Le charbon de bois, le plus grand ennemi de la forêt africaine

Un charbonnier dans la forêt du parc national des Virunga, en République démocratique du Congo, le 28 septembre 2019.
Un charbonnier dans la forêt du parc national des Virunga, en République démocratique du Congo, le 28 septembre 2019. (ALEXIS HUGUET / AFP)

Le déboisement est une préoccupation dans toute l’Afrique, du Maghreb aux zones équatoriales en passant par le Sahel. Principale responsable : la fabrication du charbon de bois.

Le commerce des grumes n’est pas le seul responsable. La fabrication du charbon de bois est un gros dévoreur de la forêt africaine. Il est essentiel pour les familles qui n’ont pas d’autres sources d’énergie pour cuisiner. Ainsi en République démocratique du Congo, près de 90% des foyers en font usage, y compris en zone urbaine. A Kinshasa, la capitale, la consommation de charbon de bois est estimée à 4,8 millions de mètres cubes par an.

Reportage AFP Video /JUNIOR KANNAH, SAMIR TOUNSI, ALEXIS HUGUET

La forêt du bassin du Congo, deuxième massif tropical après l’Amazonie, souffre du déboisement lié à la fabrication du charbon de bois. Autour de la capitale, il n'y a plus d'arbres à l'est sur les plateaux Bateke ou au bord du fleuve, ni à l'ouest, sur les collines le long de la route qui va à Matadi.

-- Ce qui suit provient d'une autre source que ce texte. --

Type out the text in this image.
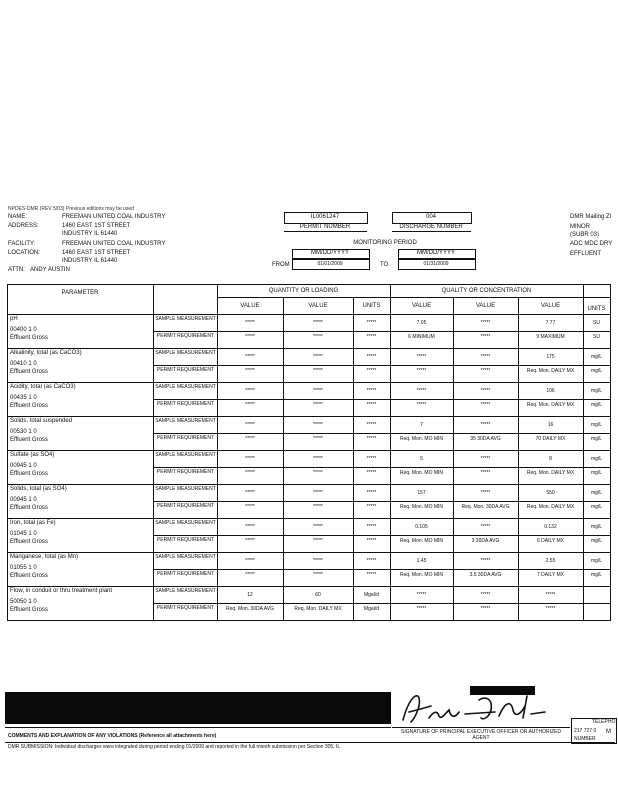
NPDES-DMR (REV 5/03) Previous editions may be used
NAME:	FREEMAN UNITED COAL INDUSTRY
ADDRESS:	1460 EAST 1ST STREET
INDUSTRY IL 61440
FACILITY:	FREEMAN UNITED COAL INDUSTRY
LOCATION:	1460 EAST 1ST STREET
INDUSTRY IL 61440
ATTN: ANDY AUSTIN
IL0061247
PERMIT NUMBER
004
DISCHARGE NUMBER
MONITORING PERIOD
MM/DD/YYYY	MM/DD/YYYY
FROM	01/01/2009	TO	01/31/2009
DMR Mailing ZI
MINOR
(SUBR 03)
ADC MDC DRY
EFFLUENT
PARAMETER	QUANTITY OR LOADING	QUALITY OR CONCENTRATION
VALUE	VALUE	UNITS	VALUE	VALUE	VALUE	UNITS
pH
00400 1 0
Effluent Gross
SAMPLE MEASUREMENT
PERMIT REQUIREMENT
*****	*****	*****	7.05	*****	7.77	SU
*****	*****	*****	6 MINIMUM	*****	9 MAXIMUM	SU
Alkalinity, total (as CaCO3)
00410 1 0
Effluent Gross
SAMPLE MEASUREMENT
PERMIT REQUIREMENT
*****	*****	*****	*****	*****	175	mg/L
*****	*****	*****	*****	*****	Req. Mon. DAILY MX	mg/L
Acidity, total (as CaCO3)
00435 1 0
Effluent Gross
SAMPLE MEASUREMENT
PERMIT REQUIREMENT
*****	*****	*****	*****	*****	106	mg/L
*****	*****	*****	*****	*****	Req. Mon. DAILY MX	mg/L
Solids, total suspended
00530 1 0
Effluent Gross
SAMPLE MEASUREMENT
PERMIT REQUIREMENT
*****	*****	*****	7	*****	16	mg/L
*****	*****	*****	Req. Mon. MO MIN	35 30DA AVG	70 DAILY MX	mg/L
Sulfate (as SO4)
00945 1 0
Effluent Gross
SAMPLE MEASUREMENT
PERMIT REQUIREMENT
*****	*****	*****	5	*****	8	mg/L
*****	*****	*****	Req. Mon. MO MIN	*****	Req. Mon. DAILY MX	mg/L
Solids, total (as SO4)
00945 1 0
Effluent Gross
SAMPLE MEASUREMENT
PERMIT REQUIREMENT
*****	*****	*****	157	*****	550	mg/L
*****	*****	*****	Req. Mon. MO MIN	Req. Mon. 30DA AVG	Req. Mon. DAILY MX	mg/L
Iron, total (as Fe)
01045 1 0
Effluent Gross
SAMPLE MEASUREMENT
PERMIT REQUIREMENT
*****	*****	*****	0.105	*****	0.132	mg/L
*****	*****	*****	Req. Mon. MO MIN	3 30DA AVG	6 DAILY MX	mg/L
Manganese, total (as Mn)
01055 1 0
Effluent Gross
SAMPLE MEASUREMENT
PERMIT REQUIREMENT
*****	*****	*****	1.45	*****	2.55	mg/L
*****	*****	*****	Req. Mon. MO MIN	3.5 30DA AVG	7 DAILY MX	mg/L
Flow, in conduit or thru treatment plant
50050 1 0
Effluent Gross
SAMPLE MEASUREMENT
PERMIT REQUIREMENT
12	60	Mgal/d	*****	*****	*****
Req. Mon. 30DA AVG	Req. Mon. DAILY MX	Mgal/d	*****	*****	*****
SIGNATURE OF PRINCIPAL EXECUTIVE OFFICER OR AUTHORIZED AGENT
TELEPHO
217 727 0
NUMBER
M
COMMENTS AND EXPLANATION OF ANY VIOLATIONS (Reference all attachments here)
DMR SUBMISSION: Individual discharges were integrated during period ending 01/2009 and reported in the full month submission per Section 305, IL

"Kinshasa consomme cinq millions de tonnes de bois par an, qui proviendraient de l'exploitation d'environ 60 000 hectares de forêts naturelles périurbaines", avance l'organisme français du Centre de coopération internationale en recherche agronomique pour le développement (Cirad).

Le sanctuaire des gorilles menacé

A Goma, dans le Nord-Kivu (est du pays), la fabrication du charbon menace le parc des Virunga, sanctuaire des gorilles des montagnes. Goma est devenue une ville refuge pendant 20 ans de violences et de guerre dans la région. Aujourd’hui elle compte autour d’un million d’habitants qui utilisent du charbon de bois.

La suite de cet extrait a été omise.